Он приготовился к боли, но никак не к полной растерянности. Конечно, он испытал облегчение от того, что мертвое тело не принадлежало его жене, но это облегчение было абстрактным – мыслью, а не чувством. Бремя страдания почти раздавило госпитальера. Такого груза ему еще не приходилось нести. Ни что-то материальное – сталь, камень, – ни даже любовь не могли сравниться с этой тяжестью. Но Тангейзер выдержал. Страдание стало его неотъемлемой частью. Он превратился в человека, который носит страдание в себе, и оно не уничтожило его. Может, у него не было на него права? И страдание исчезло? Но разве может исчезнуть подобная тяжесть? Тем не менее она испарилась за одно мгновение, оставив после себя пустоту. Рыцарь ничего не чувствовал.
Он подумал о женщинах, которых сегодня сделал вдовами, о детях, которые уже никогда не увидят отцов, о горе, которое сеял без оглядки и жалости.
Пустоту в его душе заполнил страх, который уничтожила смерть Карлы.
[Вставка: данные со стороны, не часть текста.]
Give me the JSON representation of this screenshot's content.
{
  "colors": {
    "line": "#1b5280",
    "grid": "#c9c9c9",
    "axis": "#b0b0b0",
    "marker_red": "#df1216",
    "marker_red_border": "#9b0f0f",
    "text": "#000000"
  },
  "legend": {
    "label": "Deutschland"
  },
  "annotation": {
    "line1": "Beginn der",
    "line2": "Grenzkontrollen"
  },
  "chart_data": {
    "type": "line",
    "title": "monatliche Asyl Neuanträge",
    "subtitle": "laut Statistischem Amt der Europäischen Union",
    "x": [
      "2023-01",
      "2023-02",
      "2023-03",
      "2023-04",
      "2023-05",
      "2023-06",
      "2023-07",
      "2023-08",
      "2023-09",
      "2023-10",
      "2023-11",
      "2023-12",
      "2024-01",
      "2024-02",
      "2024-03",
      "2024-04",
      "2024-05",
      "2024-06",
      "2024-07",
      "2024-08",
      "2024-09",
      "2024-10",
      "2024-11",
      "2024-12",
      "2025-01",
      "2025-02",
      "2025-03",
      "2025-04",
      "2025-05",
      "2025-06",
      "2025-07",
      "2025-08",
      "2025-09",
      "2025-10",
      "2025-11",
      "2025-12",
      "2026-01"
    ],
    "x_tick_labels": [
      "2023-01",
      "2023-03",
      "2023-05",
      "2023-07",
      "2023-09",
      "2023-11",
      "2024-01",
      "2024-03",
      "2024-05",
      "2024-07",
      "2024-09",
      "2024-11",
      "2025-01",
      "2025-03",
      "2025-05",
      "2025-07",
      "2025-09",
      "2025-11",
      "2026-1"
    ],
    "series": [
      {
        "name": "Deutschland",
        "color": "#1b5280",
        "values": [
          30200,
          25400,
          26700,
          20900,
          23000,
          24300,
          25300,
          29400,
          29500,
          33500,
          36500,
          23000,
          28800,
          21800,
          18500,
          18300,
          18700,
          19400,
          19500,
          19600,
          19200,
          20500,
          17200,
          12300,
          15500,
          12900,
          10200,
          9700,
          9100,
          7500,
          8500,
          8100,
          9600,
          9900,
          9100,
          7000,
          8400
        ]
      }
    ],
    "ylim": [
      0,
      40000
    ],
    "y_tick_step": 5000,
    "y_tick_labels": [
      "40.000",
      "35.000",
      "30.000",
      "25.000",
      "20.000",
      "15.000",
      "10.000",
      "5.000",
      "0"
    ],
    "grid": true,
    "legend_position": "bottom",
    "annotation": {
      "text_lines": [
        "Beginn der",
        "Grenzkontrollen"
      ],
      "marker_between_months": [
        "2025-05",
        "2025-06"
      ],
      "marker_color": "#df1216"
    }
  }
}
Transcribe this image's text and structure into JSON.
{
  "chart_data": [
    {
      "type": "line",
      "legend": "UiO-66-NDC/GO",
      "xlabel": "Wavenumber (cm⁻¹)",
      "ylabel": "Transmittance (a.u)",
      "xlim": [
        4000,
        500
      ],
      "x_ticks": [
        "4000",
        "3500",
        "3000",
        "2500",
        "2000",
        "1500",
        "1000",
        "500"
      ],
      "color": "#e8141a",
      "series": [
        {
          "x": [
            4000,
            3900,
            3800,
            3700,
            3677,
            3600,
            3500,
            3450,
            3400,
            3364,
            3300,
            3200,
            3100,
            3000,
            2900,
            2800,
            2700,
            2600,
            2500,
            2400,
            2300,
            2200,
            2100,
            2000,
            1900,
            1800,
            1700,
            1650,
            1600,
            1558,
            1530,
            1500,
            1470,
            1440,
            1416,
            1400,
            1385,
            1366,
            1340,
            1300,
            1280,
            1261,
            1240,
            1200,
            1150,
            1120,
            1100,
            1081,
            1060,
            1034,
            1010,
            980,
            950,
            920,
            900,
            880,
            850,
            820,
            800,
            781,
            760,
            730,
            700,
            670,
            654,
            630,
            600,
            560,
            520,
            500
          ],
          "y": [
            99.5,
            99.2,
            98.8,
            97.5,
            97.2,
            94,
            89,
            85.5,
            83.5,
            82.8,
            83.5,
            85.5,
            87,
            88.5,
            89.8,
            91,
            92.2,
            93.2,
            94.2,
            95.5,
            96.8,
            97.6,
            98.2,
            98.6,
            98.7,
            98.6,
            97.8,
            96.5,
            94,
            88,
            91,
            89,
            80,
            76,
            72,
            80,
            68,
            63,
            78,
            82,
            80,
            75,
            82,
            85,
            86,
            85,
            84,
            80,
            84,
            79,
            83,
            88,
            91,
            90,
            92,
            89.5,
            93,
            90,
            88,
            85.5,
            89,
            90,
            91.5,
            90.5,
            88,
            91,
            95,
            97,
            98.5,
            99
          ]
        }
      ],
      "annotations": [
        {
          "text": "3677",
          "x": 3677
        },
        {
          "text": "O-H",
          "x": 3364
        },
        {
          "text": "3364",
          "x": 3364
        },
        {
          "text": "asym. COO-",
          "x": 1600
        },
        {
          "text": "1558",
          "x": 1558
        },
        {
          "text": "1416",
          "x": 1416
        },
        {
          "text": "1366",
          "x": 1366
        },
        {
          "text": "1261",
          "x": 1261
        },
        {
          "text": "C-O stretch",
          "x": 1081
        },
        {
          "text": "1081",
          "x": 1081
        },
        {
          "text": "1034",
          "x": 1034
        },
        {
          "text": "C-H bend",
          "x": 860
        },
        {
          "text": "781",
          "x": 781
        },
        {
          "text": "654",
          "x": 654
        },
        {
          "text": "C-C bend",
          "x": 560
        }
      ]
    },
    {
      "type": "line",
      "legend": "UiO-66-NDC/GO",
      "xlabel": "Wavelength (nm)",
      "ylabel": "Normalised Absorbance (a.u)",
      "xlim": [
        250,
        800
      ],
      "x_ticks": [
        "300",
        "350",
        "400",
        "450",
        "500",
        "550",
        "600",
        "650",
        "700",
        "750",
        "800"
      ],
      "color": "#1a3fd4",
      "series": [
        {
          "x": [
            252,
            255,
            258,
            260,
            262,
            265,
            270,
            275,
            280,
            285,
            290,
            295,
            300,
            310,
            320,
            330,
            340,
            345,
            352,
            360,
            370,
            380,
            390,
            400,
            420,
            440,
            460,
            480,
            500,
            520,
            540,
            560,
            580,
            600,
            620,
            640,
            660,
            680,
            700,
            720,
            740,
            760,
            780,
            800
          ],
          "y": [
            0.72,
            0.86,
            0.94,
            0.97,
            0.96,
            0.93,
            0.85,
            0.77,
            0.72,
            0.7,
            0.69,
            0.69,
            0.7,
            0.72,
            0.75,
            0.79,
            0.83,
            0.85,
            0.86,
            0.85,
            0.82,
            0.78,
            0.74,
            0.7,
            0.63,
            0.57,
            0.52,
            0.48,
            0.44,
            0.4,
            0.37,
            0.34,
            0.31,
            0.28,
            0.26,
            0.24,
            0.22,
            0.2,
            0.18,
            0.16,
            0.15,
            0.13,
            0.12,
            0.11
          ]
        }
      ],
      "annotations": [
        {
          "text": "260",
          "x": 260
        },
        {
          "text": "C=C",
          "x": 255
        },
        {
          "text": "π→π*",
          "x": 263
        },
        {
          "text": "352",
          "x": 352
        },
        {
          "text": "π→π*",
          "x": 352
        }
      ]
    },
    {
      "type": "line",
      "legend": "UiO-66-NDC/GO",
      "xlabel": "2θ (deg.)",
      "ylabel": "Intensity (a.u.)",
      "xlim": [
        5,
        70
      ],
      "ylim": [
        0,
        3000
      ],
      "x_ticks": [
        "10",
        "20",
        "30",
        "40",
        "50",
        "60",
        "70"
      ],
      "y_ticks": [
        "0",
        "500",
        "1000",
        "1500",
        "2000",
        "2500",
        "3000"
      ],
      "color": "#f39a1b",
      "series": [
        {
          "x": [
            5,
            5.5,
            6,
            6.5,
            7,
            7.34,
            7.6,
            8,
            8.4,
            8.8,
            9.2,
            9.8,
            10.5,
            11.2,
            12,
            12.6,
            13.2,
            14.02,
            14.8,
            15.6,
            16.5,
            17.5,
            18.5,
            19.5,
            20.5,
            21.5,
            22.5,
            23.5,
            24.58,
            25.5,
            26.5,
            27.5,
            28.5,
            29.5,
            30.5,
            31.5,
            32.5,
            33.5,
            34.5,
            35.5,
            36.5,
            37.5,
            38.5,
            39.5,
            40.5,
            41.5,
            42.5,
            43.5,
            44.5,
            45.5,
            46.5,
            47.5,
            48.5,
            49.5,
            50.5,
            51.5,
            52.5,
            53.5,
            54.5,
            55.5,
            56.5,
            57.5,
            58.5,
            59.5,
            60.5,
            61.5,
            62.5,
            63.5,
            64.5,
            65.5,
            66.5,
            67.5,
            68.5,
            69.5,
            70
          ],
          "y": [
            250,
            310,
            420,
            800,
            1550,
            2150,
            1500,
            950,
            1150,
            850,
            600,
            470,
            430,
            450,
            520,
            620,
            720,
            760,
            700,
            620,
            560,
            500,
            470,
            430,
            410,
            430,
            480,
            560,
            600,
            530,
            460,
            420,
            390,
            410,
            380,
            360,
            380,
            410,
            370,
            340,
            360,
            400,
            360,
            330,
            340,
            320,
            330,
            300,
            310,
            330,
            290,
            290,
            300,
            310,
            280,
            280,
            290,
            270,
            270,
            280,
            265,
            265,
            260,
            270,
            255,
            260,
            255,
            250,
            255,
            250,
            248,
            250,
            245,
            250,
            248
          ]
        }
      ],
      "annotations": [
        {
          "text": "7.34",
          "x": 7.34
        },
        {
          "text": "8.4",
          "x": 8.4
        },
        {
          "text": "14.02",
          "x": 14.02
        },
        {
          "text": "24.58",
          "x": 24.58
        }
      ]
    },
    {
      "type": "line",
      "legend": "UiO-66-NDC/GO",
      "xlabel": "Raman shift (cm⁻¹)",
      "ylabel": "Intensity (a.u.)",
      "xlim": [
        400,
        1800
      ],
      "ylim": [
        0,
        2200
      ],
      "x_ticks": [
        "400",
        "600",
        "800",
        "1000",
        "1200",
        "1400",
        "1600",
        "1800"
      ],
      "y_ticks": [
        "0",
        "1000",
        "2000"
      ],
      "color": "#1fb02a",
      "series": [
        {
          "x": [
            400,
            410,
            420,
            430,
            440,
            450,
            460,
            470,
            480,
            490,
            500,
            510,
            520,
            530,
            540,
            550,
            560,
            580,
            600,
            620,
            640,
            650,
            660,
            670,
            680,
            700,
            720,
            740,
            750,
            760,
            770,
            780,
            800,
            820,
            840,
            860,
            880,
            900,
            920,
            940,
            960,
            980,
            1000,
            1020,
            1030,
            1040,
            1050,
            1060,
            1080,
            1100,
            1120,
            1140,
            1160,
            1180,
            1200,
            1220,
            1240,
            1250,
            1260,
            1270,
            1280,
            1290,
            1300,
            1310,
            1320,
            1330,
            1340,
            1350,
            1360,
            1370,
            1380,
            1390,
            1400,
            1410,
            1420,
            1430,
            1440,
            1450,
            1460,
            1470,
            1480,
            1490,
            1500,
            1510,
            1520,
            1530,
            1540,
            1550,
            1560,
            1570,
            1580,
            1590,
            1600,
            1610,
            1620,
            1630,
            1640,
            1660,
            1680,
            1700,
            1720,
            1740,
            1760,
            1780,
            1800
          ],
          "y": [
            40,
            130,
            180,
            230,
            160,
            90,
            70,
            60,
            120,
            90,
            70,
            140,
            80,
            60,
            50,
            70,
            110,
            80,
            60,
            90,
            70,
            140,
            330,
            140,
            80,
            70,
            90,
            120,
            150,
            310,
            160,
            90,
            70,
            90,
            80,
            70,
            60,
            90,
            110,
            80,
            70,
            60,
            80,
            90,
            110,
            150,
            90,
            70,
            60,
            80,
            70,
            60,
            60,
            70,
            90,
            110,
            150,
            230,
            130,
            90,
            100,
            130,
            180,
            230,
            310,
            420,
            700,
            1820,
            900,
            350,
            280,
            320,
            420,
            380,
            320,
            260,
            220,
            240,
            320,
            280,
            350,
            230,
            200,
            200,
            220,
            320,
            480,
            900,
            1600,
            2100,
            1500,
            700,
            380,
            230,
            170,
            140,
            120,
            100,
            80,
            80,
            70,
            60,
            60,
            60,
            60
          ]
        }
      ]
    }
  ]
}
Матиас уже привык к ней, как и к тяжелому грузу страдания, причем привык быстрее, чем вдовы.
Он снова повернулся к гробу, в котором не было его супруги.
Где она?
Жива ли?
Страх рвался наружу, грозя уничтожить его окончательно, завершить то, что начало горе.
Если Карла жива, он может снова ее потерять. Хотя неизвестно, хватит ли у него сил оплакать ее во второй раз. Если не хватит, он недостоин жить.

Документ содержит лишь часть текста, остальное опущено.